Within these extremely loose limits, the punter can explore the full range of human joy and suffering from the exuberance of Louis Armstrong or Lionel Hampton to the extraordinary dignified and individual expression of human tragedy in Carmen Mc Crae’s version of “Miss Otis Regrets”. The real beauty, and indeed excitement, of this is that Jazz is a never ending changing river of emotion obeying no rules except those of an individual heartfelt expression of the spiritual or mundane human experience. The punter, and sometimes the musician or singer, never knows what is coming next.

My first experience of Jazz was trying hard to catch the strains and melodies of Acker Bilk and Kenny Ball outside Seapoint Ballroom (which I believe also hosted Chris Barber) when these two great artists played the famous Salthill venue sometime during the early Sixties, being too young and not having either them money or the know how to get inside.

Throughout the Seventies and Eighties and indeed into the Nineties, the Jazz Scene in Galway, insofar as my experience of it went, was dominated by that wonderful band “All That Jazz”, consisting mainly of the various members of the Dooley family. One of the highlights of the first Streets Festival in celebrating Galway’s Quincentenary in 1984, was the open air concert they gave as they blasted out their own particular brand of Dixieland to the seething bopping sea of people that were literally jammed into Quay Street.
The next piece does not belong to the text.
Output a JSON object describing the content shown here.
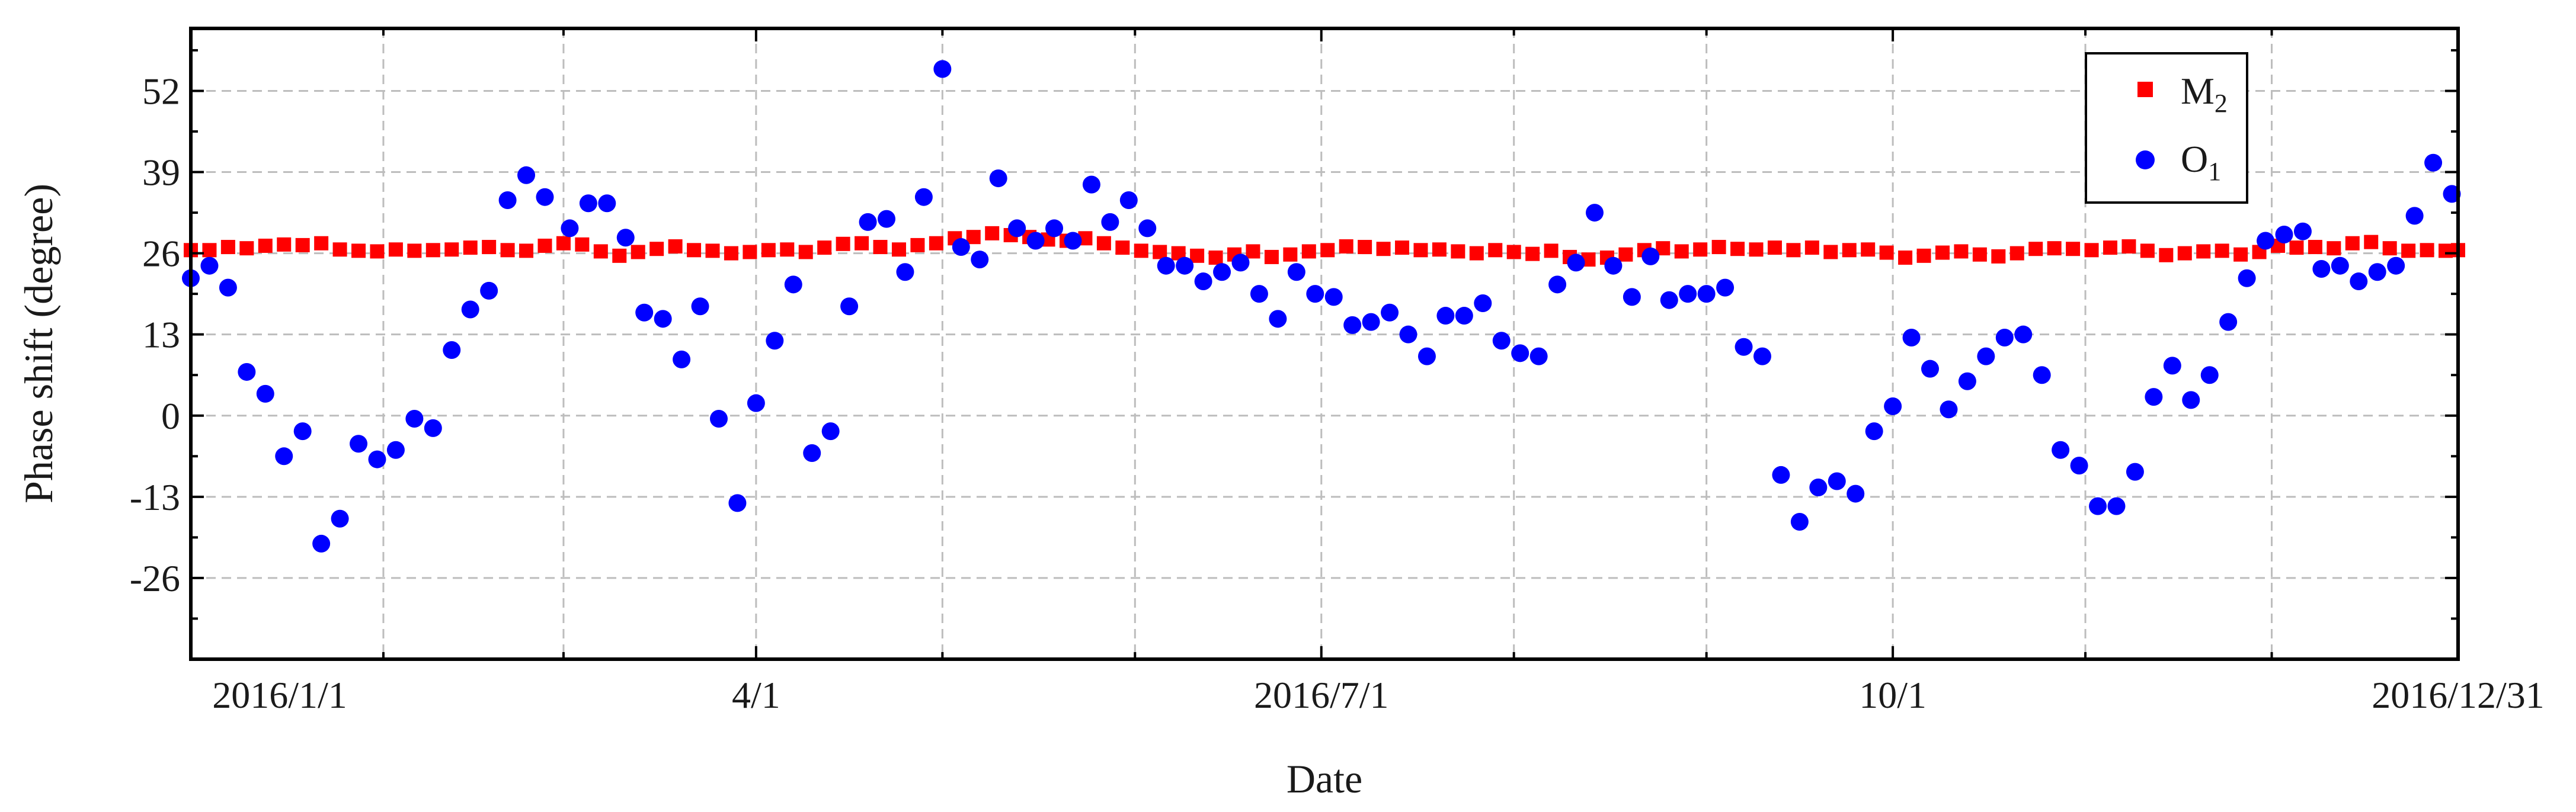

After that, my interest in and knowledge (such as it was) of Jazz waned being reignited by a chance purchase in, of all places, Schiphol Airport. Meanwhile the Galway Jazz Scene had grown to such an extent that a number of years ago the first Galway Jazz Festival took place. Now in its Eighth year, the Festival has thrived and, because of this, Jazz has spread gradually, if somewhat slowly, to all parts of the city and county.

In Salthill, five years ago, the Bal hosted a Jazz session every Sunday evening from seven to eight p.m. for a number of summers. More recently, further down the Village, a Restaurant Wine and Tapas Bar called The Black Cat quietly opened its doors. It is only when you are inside the door you realise that the staple menu of this sophisticated venue is Jazz and that there are many wonderful sessions held there during the week without comment, without fanfare so that along with the wonderful food and wine, the punter can also sit, listen and relax in what has to be the best kept Jazz secret in town.

With venues like this, there is hope for us all and if the Galway Jazz Festival continues to inspire others to open similar oases such as The Black Cat, it will have added immeasurably to the cultural life of the city.